A monospecific drug, a drug that either raises or lowers a measurable, is difficult to make work. It cannot restore proper regulation and in an emergency it can be a real obstacle. A bispecific drug, one that ordinarily raises a measurable when it is too low and lowers the measurable when it is too high, is clearly preferred over the monospecific drug, and a trispecific drug that can also respond appropriately to an emergency situation would be still more preferred.
But that is just the tip of the iceberg. Consider how the body reads signals: as a rule, it is integrating various signals and checking for consistency. A pathway that was triggered by consistent signals is followed and does not reverse when there are inconsistent signals.

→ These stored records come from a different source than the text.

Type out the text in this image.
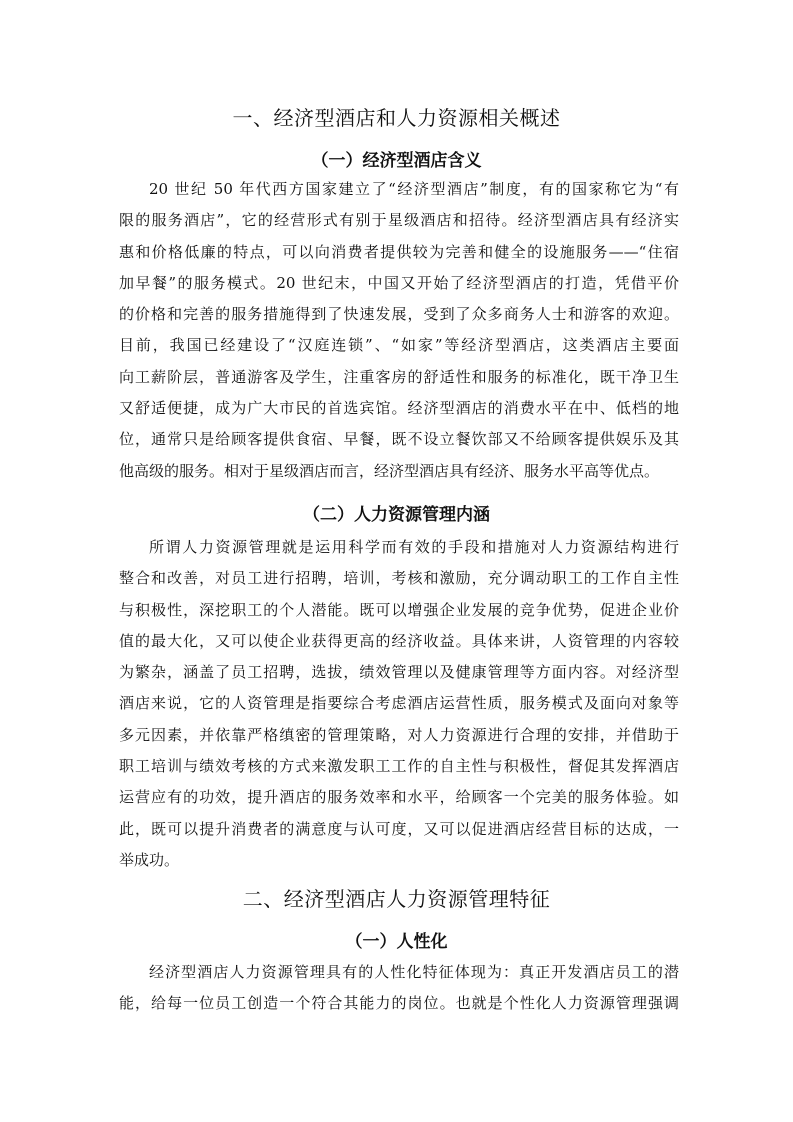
一、经济型酒店和人力资源相关概述
（一）经济型酒店含义
20 世纪 50 年代西方国家建立了“经济型酒店”制度，有的国家称它为“有
限的服务酒店”，它的经营形式有别于星级酒店和招待。经济型酒店具有经济实
惠和价格低廉的特点，可以向消费者提供较为完善和健全的设施服务——“住宿
加早餐”的服务模式。20 世纪末，中国又开始了经济型酒店的打造，凭借平价
的价格和完善的服务措施得到了快速发展，受到了众多商务人士和游客的欢迎。
目前，我国已经建设了“汉庭连锁”、“如家”等经济型酒店，这类酒店主要面
向工薪阶层，普通游客及学生，注重客房的舒适性和服务的标准化，既干净卫生
又舒适便捷，成为广大市民的首选宾馆。经济型酒店的消费水平在中、低档的地
位，通常只是给顾客提供食宿、早餐，既不设立餐饮部又不给顾客提供娱乐及其
他高级的服务。相对于星级酒店而言，经济型酒店具有经济、服务水平高等优点。
（二）人力资源管理内涵
所谓人力资源管理就是运用科学而有效的手段和措施对人力资源结构进行
整合和改善，对员工进行招聘，培训，考核和激励，充分调动职工的工作自主性
与积极性，深挖职工的个人潜能。既可以增强企业发展的竞争优势，促进企业价
值的最大化，又可以使企业获得更高的经济收益。具体来讲，人资管理的内容较
为繁杂，涵盖了员工招聘，选拔，绩效管理以及健康管理等方面内容。对经济型
酒店来说，它的人资管理是指要综合考虑酒店运营性质，服务模式及面向对象等
多元因素，并依靠严格缜密的管理策略，对人力资源进行合理的安排，并借助于
职工培训与绩效考核的方式来激发职工工作的自主性与积极性，督促其发挥酒店
运营应有的功效，提升酒店的服务效率和水平，给顾客一个完美的服务体验。如
此，既可以提升消费者的满意度与认可度，又可以促进酒店经营目标的达成，一
举成功。
二、经济型酒店人力资源管理特征
（一）人性化
经济型酒店人力资源管理具有的人性化特征体现为：真正开发酒店员工的潜
能，给每一位员工创造一个符合其能力的岗位。也就是个性化人力资源管理强调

Imagine trying to create a drug that promotes autophagy in a person who is a complete stranger to fasting, a person who lives to eat, a gourmand, a person who never lets himself experience hunger.
The body reads multiple signals to determine when to step up the running of its autophagy programs. One is surely mTORC1 signaling, which is already integrating multiple signals and other is surely the absence of AMPK signaling. The former is integrating many signals indicating the abundance of energy and key nutrients and the latter is signaling the same by saying that just the opposite signal is absent. Any drug that is attempting to trigger an acceleration in autophagy in a chronically overfed person, where mTORC1 signaling is strong and AMPK signaling is non-existent, is going to run straight into a brick wall. If the monospecific drug works, it is going to have bizarre side effects. Most likely, it simply will not work. The body’s metabolism will remain the degenerative metabolism of the overfed state until fasting throws consistently opposite signals.